When developing a new interaction, consider how you will provide feedback from the application to the person performing the gesture. As we’ve discussed, the lack of hardware-based physical feedback in motion-based interactions leaves all the onus for communicating the state of the application (and the performance of the person using it) completely on the application’s user interface. Consider how your interface will communicate if an action can be done at all, what it will do, and how will someone know what caused a false positive or a false negative detection (so the person using your app can adjust their behavior to avoid it).
At a minimum, the visual feedback for a motion interaction should communicate three things:
- Where am I now in terms of performing this interaction?
- Where do I need to be to complete this interaction?
- How far and in what way do I need to move in physical space to complete or cancel this interaction?

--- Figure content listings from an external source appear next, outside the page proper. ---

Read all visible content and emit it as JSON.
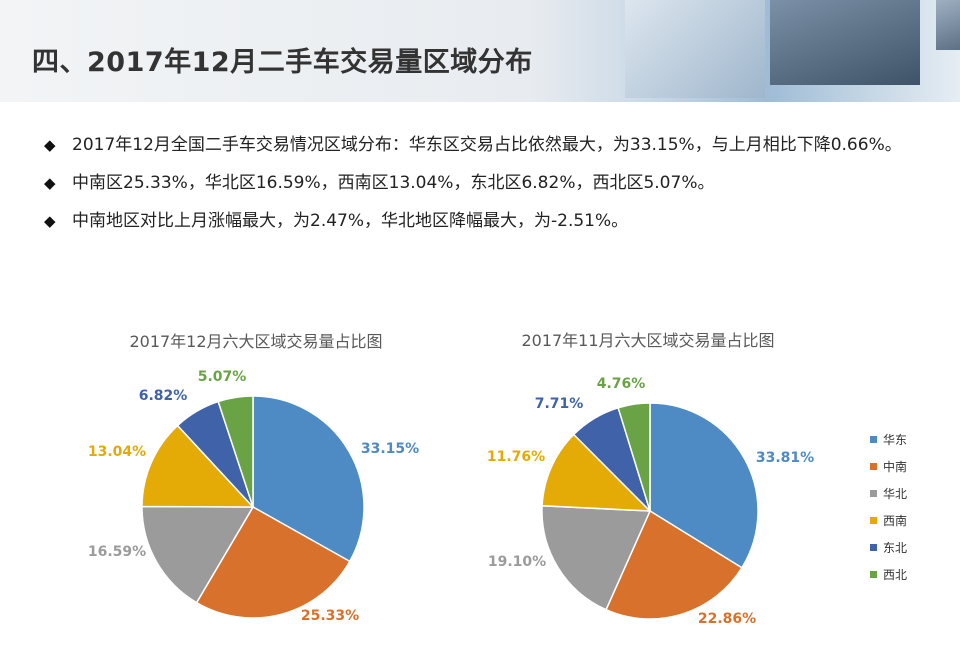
{
  "title": "四、2017年12月二手车交易量区域分布",
  "bullets": [
    {
      "text": "2017年12月全国二手车交易情况区域分布：华东区交易占比依然最大，为33.15%，与上月相比下降0.66%。"
    },
    {
      "text": "中南区25.33%，华北区16.59%，西南区13.04%，东北区6.82%，西北区5.07%。"
    },
    {
      "text": "中南地区对比上月涨幅最大，为2.47%，华北地区降幅最大，为-2.51%。"
    }
  ],
  "colors": [
    "#4e8ac3",
    "#d8712c",
    "#9b9b9b",
    "#e4aa06",
    "#3f62a8",
    "#6aa345"
  ],
  "legend_colors": [
    "#4e8ac3",
    "#d8712c",
    "#9b9b9b",
    "#e4aa06",
    "#3f62a8",
    "#6aa345"
  ],
  "chart_data": [
    {
      "type": "pie",
      "title": "2017年12月六大区域交易量占比图",
      "categories": [
        "华东",
        "中南",
        "华北",
        "西南",
        "东北",
        "西北"
      ],
      "values": [
        33.15,
        25.33,
        16.59,
        13.04,
        6.82,
        5.07
      ],
      "labels": [
        "33.15%",
        "25.33%",
        "16.59%",
        "13.04%",
        "6.82%",
        "5.07%"
      ]
    },
    {
      "type": "pie",
      "title": "2017年11月六大区域交易量占比图",
      "categories": [
        "华东",
        "中南",
        "华北",
        "西南",
        "东北",
        "西北"
      ],
      "values": [
        33.81,
        22.86,
        19.1,
        11.76,
        7.71,
        4.76
      ],
      "labels": [
        "33.81%",
        "22.86%",
        "19.10%",
        "11.76%",
        "7.71%",
        "4.76%"
      ],
      "legend": [
        "华东",
        "中南",
        "华北",
        "西南",
        "东北",
        "西北"
      ],
      "legend_position": "right"
    }
  ]
}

As interaction design moves forward, the lenses through which we view our ideas and concepts will shape the experiences we create. Each new task will present its own challenges and require a combination of tried-and-true design patterns and new, never-before-seen solutions. There’s no silver bullet for creating great, intuitive applications – no single design that will solve all our problems – but being attentive to the various challenges that we face can help us tackle them head-on.